Most tsunamis occur in the Pacific Ocean because the Pacific basin is surrounded by the most tectonically active zone. Often referred to as the Pacific Ring of Fire, the Pacific basin is bounded by the edges of tectonic plates.
- The typical length of a tsunami wave is from 1 to 1000 km, the event`s duration may run between 5 and 100 minutes, the propagation velocity is from 1 to 200 m s-1, and the wave height may reach up to 10 – 30 m above the coastline.
Causes of tsunamis
1.Generation of a tsunami by earthquake
Many large underwater earthquakes, whose epicenters are dislocated at the bottom of ocean or sea, are able to generate tsunami waves. These events, so-called tsunamigenic earthquakes (i.e. tsunami-making), are characterized by high energy, and the magnitude on the Richter scale are M>7.0.
2.Tsunamis induced by submarine landslide and landfall.
A landslide-created tsunami, as a rule, has a local character. However, in the case of an extensive landslide involving the bottom sediments of the continental shelf or at the fall of a marine glacier into sea, the tsunami source may reach a size of several kilometers.
An landfall of caving coast, a break-away and the sliding of rock/ice blocks into the sea, occurrence of the bottom landslide and turbid flows, snow avalanches, or failure of harbor constructions may be responsible for tsunami generation.
A landslide motion process is usually caused by long-term accumulation of sediments at some ocean bottom areas, submarine slopes of basins, into the river deltas.
3.Volcanoes-Volcanic eruptions underwater can also cause tsunamis. In these cases, the force of the explosions (when magma mixes with water, steam explosions occur), volume of rock erupted and associated earthquakes can all cause tsunamis. The blast can also cause parts of the volcano itself to collapse. This collapsed material can fall into lakes, causing tsunamis.

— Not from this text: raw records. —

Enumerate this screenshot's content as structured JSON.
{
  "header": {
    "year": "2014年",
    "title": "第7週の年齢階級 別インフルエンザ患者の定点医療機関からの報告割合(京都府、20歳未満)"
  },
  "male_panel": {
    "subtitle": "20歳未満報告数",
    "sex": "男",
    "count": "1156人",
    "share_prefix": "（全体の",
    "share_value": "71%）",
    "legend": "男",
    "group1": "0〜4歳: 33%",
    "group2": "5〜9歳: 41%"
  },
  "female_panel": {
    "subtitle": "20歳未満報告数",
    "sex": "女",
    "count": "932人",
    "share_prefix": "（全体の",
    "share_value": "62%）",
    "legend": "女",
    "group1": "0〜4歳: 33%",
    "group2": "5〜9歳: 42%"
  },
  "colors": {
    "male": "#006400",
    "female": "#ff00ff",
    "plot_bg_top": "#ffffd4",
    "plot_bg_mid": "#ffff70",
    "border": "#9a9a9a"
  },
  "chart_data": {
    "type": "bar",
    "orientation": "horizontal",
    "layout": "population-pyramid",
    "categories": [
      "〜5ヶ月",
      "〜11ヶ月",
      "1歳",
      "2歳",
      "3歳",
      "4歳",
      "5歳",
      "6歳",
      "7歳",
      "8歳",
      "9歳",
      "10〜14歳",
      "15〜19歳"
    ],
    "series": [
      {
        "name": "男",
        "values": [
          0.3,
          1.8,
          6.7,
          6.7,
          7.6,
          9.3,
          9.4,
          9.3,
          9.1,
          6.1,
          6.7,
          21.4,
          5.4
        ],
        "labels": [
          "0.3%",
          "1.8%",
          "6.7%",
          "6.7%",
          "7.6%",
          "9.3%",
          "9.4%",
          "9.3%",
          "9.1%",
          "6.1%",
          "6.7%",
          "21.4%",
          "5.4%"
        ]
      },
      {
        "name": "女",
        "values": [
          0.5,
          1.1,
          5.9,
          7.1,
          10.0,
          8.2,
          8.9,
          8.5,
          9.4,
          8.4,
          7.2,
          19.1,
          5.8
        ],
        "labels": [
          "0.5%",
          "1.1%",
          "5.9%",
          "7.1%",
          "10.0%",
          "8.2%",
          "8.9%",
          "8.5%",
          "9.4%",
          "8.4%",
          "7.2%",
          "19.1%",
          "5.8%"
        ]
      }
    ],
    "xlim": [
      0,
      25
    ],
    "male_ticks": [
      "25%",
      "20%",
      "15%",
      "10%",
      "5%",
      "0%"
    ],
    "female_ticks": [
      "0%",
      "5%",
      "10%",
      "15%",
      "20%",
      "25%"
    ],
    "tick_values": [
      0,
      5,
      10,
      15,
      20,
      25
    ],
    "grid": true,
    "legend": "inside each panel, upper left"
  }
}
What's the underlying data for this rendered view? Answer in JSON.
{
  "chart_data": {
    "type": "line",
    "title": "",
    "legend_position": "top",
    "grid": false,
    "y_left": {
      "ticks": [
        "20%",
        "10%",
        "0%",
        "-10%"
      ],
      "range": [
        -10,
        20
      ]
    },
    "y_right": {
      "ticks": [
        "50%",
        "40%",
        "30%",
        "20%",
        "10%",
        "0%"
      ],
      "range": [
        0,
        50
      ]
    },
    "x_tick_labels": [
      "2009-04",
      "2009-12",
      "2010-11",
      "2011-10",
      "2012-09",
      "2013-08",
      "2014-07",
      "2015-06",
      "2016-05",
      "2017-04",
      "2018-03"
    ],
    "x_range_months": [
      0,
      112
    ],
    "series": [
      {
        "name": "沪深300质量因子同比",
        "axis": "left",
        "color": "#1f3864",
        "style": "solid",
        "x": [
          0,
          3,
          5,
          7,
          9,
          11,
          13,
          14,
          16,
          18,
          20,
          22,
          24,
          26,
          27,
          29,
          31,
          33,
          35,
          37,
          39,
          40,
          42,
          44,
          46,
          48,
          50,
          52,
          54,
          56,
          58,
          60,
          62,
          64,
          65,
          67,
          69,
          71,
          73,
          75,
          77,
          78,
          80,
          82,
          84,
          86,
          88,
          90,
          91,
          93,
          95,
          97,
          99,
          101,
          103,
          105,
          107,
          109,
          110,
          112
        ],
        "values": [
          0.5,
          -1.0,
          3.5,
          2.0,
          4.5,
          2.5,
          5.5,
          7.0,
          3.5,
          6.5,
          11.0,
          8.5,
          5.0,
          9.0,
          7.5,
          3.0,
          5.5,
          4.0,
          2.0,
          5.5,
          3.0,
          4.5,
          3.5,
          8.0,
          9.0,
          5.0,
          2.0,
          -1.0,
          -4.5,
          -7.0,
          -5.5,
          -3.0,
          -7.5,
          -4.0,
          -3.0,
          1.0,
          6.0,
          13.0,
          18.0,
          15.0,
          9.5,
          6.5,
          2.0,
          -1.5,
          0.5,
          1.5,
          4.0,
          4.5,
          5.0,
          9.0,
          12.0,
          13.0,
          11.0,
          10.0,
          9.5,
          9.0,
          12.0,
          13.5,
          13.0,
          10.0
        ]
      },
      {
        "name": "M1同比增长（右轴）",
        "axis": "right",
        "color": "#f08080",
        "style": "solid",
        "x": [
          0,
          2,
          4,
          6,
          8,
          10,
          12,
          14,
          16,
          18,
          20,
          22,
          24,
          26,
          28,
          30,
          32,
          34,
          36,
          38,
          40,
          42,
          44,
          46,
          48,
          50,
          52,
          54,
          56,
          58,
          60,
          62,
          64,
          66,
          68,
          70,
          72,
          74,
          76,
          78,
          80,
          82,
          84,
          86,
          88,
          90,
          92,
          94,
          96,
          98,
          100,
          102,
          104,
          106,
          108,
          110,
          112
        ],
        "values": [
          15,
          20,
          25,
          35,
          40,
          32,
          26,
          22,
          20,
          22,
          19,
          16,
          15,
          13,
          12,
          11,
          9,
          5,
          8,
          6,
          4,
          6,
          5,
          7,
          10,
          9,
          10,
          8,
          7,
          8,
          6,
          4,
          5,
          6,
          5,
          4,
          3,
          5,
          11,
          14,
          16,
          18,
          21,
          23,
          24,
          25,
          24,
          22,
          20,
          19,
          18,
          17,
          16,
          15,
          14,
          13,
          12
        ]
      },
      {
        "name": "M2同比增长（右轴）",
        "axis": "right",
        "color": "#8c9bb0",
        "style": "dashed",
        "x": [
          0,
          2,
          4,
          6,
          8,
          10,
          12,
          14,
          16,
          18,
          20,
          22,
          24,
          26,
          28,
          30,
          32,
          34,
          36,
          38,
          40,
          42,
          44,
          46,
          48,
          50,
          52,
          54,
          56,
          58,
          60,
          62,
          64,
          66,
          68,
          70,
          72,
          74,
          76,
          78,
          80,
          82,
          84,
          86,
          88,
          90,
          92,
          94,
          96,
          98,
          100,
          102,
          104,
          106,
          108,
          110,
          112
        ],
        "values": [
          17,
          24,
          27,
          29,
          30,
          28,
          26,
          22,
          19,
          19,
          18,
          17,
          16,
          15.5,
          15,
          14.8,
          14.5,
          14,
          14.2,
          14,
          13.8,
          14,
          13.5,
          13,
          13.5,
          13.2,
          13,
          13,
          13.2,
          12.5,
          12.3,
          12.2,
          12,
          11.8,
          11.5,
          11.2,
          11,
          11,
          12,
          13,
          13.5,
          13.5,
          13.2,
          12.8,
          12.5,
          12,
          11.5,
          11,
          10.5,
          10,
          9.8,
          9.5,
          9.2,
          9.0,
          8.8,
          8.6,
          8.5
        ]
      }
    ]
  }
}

4.Meteorites and Asteroids
As the two-thirds of the earth is covered by water, chances are that when an asteroid or a meteorite actually hits the earth it will land in the ocean. This would be devastating for the most coastal areas due to a devastating tsunami, but the same impact on land would create a dust cloud, which could possibly block the sun for many months
Once a tsunami starts, it cannot be stopped. This is why the focus of preventing the damage from tsunamis is still on warning systems: the best method of surviving a tsunami is running to high ground. However there are ways to reduce risks.
1.Buildings can be built on reinforced concrete ‘stilts’ to raise them out of flood waters after a tsunami.

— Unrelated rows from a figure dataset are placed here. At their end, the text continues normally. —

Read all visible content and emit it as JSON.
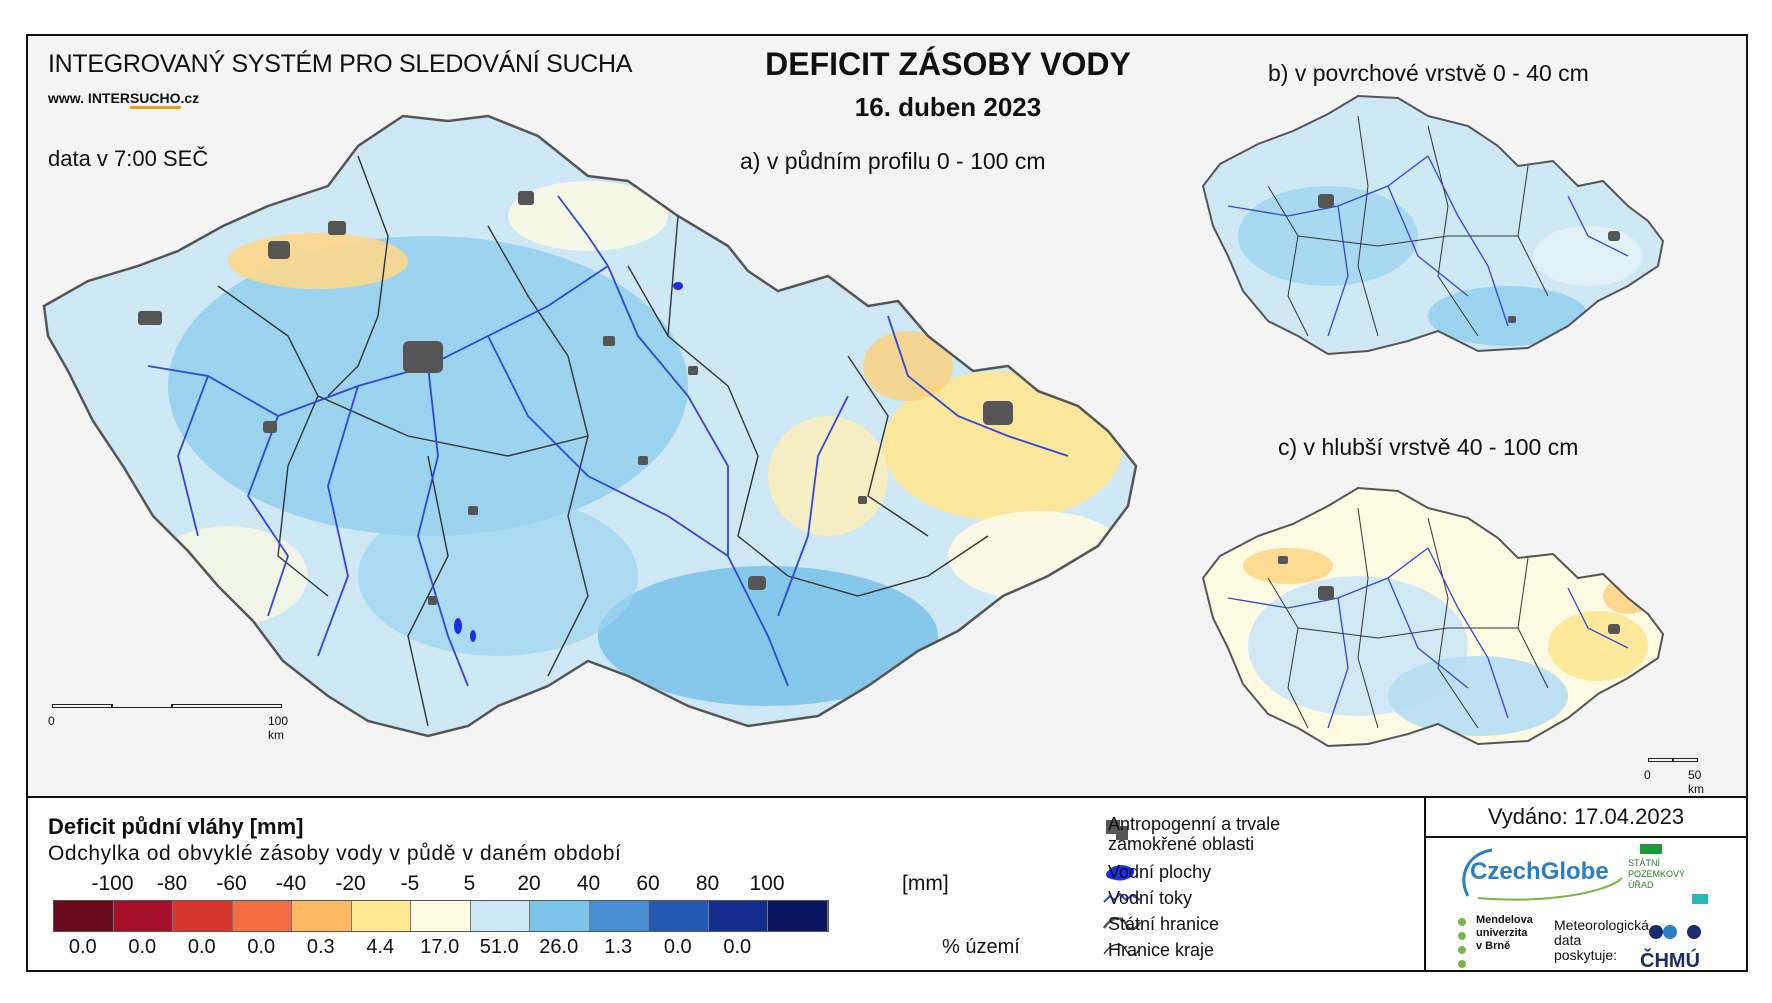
{
  "header": {
    "system_name": "INTEGROVANÝ SYSTÉM PRO SLEDOVÁNÍ SUCHA",
    "website_prefix": "www. INTER",
    "website_brand": "SUCHO",
    "website_suffix": ".cz",
    "data_time": "data v 7:00 SEČ",
    "title": "DEFICIT ZÁSOBY VODY",
    "date": "16. duben 2023"
  },
  "maps": {
    "main_label": "a) v půdním profilu 0 - 100 cm",
    "surface_label": "b) v povrchové vrstvě 0 - 40 cm",
    "deep_label": "c) v hlubší vrstvě 40 - 100 cm",
    "main_scale": {
      "start": "0",
      "end": "100 km"
    },
    "small_scale": {
      "start": "0",
      "end": "50 km"
    }
  },
  "legend": {
    "title": "Deficit půdní vláhy  [mm]",
    "subtitle": "Odchylka od obvyklé zásoby vody v půdě v daném období",
    "ticks": [
      "-100",
      "-80",
      "-60",
      "-40",
      "-20",
      "-5",
      "5",
      "20",
      "40",
      "60",
      "80",
      "100"
    ],
    "tick_unit": "[mm]",
    "colors": [
      "#6b0a1e",
      "#a50f2a",
      "#d7352d",
      "#f46d43",
      "#fdb863",
      "#fee791",
      "#fffbe3",
      "#cfe8f6",
      "#7cc4ea",
      "#4a90d2",
      "#2459b3",
      "#142c8c",
      "#0a1560"
    ],
    "percent_area": [
      "0.0",
      "0.0",
      "0.0",
      "0.0",
      "0.3",
      "4.4",
      "17.0",
      "51.0",
      "26.0",
      "1.3",
      "0.0",
      "0.0"
    ],
    "percent_unit": "% území"
  },
  "symbols": {
    "anthropogenic": "Antropogenní a trvale\nzamokřené oblasti",
    "water_areas": "Vodní plochy",
    "streams": "Vodní toky",
    "state_border": "Státní hranice",
    "region_border": "Hranice kraje"
  },
  "footer": {
    "issued": "Vydáno: 17.04.2023",
    "czechglobe": "CzechGlobe",
    "spu": "STÁTNÍ\nPOZEMKOVÝ\nÚŘAD",
    "mendel": "Mendelova\nuniverzita\nv Brně",
    "meteo": "Meteorologická\ndata\nposkytuje:",
    "chmu": "ČHMÚ"
  }
}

2.Tall platforms can be constructed along coastlines for people to reach high ground quickly.
3.Planting trees along coastlines help as the trees help to break apart the wave before it reaches homes.
4.Education is key. If people know how to react to a tsunami warning, they are much more likely to be safe. This is why the location of the tsunami source is so crucial to survival, if the cause is far out to sea, people can have hours to prepare but if it is just off the coast, there may be only minutes.